Она немного помолчала, потом добавила:
— Если ты когда-нибудь будешь думать о том, чтобы записаться в армию, флот или авиацию, Макс, пожалуйста, убедись, действительно ли это то, чего тебе хочется.
— А Джорджия сказала, что вы снайпер. Вы снайпер или нет?
Услышав эту фразу, она решила, что я не услышал ничего из того, что она мне говорила, и печально покачала головой, прежде чем ответить:
— Да-да, была.
Тем не менее я слушал и понял, что она хотела мне сказать. Она говорила, что, для того, чтобы быть в армии, ты должен быть прирожденным воином, что-то в этом роде. Ну а я им в любом случае не был.

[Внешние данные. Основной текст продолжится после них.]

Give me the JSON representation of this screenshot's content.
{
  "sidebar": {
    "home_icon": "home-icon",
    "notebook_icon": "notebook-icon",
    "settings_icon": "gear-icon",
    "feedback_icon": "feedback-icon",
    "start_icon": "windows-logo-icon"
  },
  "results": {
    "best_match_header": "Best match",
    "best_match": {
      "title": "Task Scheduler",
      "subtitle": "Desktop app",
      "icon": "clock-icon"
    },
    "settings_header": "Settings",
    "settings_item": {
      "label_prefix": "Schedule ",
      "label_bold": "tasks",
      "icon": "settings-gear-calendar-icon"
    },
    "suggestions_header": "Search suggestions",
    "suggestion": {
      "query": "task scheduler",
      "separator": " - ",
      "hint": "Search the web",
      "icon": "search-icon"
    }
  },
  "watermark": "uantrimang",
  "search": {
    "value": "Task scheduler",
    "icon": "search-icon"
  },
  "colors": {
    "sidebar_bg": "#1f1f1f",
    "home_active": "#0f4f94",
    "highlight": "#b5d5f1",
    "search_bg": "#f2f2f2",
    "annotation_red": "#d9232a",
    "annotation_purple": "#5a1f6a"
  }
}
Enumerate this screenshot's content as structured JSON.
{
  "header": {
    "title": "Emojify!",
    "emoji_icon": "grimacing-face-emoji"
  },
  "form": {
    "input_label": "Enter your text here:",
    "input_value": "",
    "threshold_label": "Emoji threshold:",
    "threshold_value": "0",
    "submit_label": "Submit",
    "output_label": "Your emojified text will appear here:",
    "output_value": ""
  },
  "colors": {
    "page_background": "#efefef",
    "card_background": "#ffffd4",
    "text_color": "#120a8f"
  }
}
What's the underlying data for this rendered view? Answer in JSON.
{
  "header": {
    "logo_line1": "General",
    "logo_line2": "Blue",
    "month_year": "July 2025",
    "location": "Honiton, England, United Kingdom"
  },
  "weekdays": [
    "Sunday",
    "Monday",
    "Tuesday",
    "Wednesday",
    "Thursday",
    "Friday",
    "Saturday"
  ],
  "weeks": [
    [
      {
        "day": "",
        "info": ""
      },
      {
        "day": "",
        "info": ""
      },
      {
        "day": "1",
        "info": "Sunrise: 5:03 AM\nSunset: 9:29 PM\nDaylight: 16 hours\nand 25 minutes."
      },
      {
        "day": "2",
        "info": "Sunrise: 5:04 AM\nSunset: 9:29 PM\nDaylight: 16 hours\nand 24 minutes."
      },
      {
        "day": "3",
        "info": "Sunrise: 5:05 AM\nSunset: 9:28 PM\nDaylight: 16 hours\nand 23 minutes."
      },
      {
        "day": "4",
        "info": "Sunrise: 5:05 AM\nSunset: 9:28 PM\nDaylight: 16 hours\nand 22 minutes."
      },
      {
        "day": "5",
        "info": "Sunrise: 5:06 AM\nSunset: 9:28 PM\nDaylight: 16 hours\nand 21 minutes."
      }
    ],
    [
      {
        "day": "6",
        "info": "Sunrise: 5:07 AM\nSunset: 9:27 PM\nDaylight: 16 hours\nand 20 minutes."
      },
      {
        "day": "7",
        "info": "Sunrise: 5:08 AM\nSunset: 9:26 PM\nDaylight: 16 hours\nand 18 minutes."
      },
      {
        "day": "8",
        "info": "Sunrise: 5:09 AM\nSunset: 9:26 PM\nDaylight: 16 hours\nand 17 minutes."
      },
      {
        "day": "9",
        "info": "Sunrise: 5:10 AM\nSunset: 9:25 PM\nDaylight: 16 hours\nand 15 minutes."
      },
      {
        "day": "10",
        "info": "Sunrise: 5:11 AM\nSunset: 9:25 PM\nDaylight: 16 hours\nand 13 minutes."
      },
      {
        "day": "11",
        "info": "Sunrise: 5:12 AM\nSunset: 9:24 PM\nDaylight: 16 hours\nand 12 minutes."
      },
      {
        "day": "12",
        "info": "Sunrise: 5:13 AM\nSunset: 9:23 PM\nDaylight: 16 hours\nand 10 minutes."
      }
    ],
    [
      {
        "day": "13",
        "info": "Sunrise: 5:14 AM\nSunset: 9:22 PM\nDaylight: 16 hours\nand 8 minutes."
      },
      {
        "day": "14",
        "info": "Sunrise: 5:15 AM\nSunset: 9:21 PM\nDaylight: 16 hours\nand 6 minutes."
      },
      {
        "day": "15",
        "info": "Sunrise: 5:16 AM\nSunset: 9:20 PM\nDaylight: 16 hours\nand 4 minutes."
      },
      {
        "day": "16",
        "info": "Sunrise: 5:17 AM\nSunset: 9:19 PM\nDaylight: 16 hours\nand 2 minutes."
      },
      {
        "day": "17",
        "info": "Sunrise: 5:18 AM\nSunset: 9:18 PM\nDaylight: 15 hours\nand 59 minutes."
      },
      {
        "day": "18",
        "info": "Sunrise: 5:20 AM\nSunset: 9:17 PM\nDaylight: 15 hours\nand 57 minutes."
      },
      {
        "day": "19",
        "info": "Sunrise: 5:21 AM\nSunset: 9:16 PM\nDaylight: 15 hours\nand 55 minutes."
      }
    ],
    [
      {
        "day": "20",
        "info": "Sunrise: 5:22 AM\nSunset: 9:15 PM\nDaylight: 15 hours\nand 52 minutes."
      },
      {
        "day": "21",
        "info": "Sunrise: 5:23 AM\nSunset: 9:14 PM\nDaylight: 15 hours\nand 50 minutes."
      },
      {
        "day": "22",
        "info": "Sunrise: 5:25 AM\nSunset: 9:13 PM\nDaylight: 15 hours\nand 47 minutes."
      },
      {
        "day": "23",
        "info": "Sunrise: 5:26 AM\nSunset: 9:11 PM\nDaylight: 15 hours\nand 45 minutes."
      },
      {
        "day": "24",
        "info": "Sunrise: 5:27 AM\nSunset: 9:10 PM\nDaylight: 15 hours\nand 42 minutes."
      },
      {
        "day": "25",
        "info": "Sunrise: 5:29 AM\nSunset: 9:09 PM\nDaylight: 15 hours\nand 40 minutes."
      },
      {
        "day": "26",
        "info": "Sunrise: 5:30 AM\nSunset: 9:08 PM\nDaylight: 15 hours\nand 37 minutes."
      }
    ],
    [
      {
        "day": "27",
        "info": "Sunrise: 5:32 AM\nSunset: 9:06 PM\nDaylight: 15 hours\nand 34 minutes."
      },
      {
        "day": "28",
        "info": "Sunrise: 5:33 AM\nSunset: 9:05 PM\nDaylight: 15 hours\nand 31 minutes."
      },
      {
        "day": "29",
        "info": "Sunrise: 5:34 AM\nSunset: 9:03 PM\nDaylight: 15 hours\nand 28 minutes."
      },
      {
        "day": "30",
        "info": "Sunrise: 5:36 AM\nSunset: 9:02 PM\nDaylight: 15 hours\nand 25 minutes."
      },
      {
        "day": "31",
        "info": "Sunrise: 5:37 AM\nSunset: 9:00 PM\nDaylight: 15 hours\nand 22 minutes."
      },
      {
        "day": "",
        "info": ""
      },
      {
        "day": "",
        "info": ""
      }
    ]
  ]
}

Мне вовсе не хотелось записываться в армию. Но я все еще думал о пиратах. Если они нападут на нас, то будет очень здорово, что Лоррейн с нами. Нам пригодится женщина, которая не будет визжать и падать в обморок при первом же выстреле. Уж Лоррейн-то поведет себя иначе! Она выхватит свой тридцать восьмой и начнет палить в нападающих, поражая цель с каждым нажатием курка.
— А как вы познакомились с Грантом? — спросил я у нее. Мне это было не очень-то и интересно, но мне хотелось хоть как-то сгладить неприятное впечатление от нашего разговора, потому что я видел, что мои вопросы потревожили ее. — Это было очень романтично?
Она снова улыбнулась, на этот раз солнечной улыбкой.
— Романтично? Ну, потом я влюбилась в него, поэтому думаю, что романтично. Это было в трамвае. Я уволилась из армии и работала в одной компании в Сан-Франциско. Мне было всего двадцать шесть, и у меня целый год не было парня. А у Гранта в тот день сломалась машина, иначе он никогда не стал бы толкаться в общественном транспорте. Он выглядел таким недовольным и расстроенным, что я начала строить ему рожи, чтобы развеселить. Не прямо ему, а в трамвайное окно, так что он видел всего лишь мое отражение, но это еще сильнее его разозлило.